La RSE, un levier de croissance ?

Dans un contexte de crise, la RSE peut-elle être une voie de salut ? « Nous avons commencé à nous y intéresser dès 2018, non sans quelques tâtonnements, puisqu’à l’époque on misait sur le label Lucie 26000, qui n’a pas rencontré le succès escompté, répond Philippe Savajols. Après avoir été mise sur pause pendant la crise du Covid, la RSE est devenue pour nous un axe structurant, nous sommes en passe d’être labellisés EcoVadis Platinum. » Pour le Groupe Schmidt, il est important de rappeler que la RSE, ce n’est pas seulement l’environnement qui n’en est qu’un pilier.  « Nous investissons tout autant dans les deux autres piliers, le social et l’économique, précise le directeur des achats du groupe.
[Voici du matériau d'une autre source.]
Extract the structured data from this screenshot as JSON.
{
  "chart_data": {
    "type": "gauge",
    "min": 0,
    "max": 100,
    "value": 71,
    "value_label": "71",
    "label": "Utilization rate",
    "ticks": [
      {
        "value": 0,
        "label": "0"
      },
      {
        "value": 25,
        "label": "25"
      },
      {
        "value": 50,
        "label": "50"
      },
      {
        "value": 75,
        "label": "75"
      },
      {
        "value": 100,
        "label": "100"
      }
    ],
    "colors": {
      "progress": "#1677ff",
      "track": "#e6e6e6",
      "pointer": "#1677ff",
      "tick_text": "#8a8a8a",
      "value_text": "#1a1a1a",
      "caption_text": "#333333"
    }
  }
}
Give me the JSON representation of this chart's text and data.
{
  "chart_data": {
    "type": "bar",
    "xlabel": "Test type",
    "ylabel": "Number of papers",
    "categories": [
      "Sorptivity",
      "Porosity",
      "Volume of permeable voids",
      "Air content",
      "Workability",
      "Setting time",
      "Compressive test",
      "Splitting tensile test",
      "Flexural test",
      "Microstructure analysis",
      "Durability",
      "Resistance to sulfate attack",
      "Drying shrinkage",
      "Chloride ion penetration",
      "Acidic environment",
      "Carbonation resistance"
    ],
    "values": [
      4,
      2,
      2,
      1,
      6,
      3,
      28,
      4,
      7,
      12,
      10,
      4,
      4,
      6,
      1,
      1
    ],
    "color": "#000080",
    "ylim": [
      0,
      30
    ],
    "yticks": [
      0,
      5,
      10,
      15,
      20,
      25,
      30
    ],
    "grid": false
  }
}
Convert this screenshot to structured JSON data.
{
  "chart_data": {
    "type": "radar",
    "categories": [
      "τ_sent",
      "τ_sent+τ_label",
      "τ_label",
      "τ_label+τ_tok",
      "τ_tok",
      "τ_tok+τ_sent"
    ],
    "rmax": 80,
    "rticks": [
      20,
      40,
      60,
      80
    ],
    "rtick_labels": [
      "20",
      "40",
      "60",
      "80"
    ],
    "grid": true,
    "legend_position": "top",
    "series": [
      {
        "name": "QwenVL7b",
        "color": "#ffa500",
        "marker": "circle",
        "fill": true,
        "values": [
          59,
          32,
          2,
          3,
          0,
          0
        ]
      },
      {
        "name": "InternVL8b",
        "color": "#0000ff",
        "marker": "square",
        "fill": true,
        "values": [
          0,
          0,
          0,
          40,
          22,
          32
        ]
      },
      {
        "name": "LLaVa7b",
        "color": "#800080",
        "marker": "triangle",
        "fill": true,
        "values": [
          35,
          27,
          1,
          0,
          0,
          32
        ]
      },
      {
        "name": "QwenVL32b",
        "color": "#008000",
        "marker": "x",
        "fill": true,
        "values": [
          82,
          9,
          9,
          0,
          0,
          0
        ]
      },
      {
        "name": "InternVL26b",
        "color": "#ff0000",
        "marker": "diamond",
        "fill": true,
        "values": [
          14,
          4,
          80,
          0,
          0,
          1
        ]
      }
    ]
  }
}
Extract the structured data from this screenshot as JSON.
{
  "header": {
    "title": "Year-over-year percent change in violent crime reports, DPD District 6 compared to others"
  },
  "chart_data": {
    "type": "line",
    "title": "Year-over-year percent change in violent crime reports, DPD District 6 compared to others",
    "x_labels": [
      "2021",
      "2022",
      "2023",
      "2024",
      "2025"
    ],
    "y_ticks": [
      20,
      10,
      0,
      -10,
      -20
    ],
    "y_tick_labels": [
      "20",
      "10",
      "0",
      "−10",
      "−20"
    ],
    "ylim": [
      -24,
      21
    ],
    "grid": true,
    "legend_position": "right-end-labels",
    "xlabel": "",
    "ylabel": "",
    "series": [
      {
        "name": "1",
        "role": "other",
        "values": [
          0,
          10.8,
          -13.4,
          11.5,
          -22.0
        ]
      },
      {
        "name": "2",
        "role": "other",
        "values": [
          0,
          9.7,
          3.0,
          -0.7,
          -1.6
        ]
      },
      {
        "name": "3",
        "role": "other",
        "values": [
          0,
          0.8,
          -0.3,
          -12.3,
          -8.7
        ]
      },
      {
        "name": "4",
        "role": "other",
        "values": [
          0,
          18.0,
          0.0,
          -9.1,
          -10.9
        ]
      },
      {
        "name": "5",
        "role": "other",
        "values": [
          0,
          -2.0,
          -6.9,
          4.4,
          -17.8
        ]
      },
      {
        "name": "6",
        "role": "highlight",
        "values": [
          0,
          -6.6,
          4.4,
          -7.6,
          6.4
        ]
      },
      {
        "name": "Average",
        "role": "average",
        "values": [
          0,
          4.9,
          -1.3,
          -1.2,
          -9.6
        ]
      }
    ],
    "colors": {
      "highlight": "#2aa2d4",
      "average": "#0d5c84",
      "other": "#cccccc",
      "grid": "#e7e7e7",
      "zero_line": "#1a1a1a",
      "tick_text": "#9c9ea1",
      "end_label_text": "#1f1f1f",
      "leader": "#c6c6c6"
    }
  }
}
Il faut en effet maintenir un équilibre entre les trois, afin que tous les salariés y trouvent leur compte et adhèrent à notre projet. » À ce sujet, Laurent Belloni ajoute que la réglementation, qui est aujourd’hui l’objet de beaucoup de critiques, a aussi son utilité : c’est elle en effet qui pousse les industriels à aller vers des produits – matériaux biosourcés ou recyclés - et des services plus vertueux pour l’environnement, et à lutter ainsi contre le changement climatique, en un mot à aller vers une culture de l’éco-conception. Chez Alki, elle est également partie intégrante de l’activité : « Je pourrais donner de nombreux exemples, comme la quête de partenaires locaux, puisque 80 % d’entre eux sont à moins de 100 kilomètres de l’usine, précise Enaut Jolimon de Haraneder. Nous sommes aujourd’hui labellisés EcoVadis Gold, mais c’est une étape. Je dirais que la RSE entraîne une hausse de nos coûts dans l’immédiat, mais à coup sûr elle nous permet de semer pour l’avenir. »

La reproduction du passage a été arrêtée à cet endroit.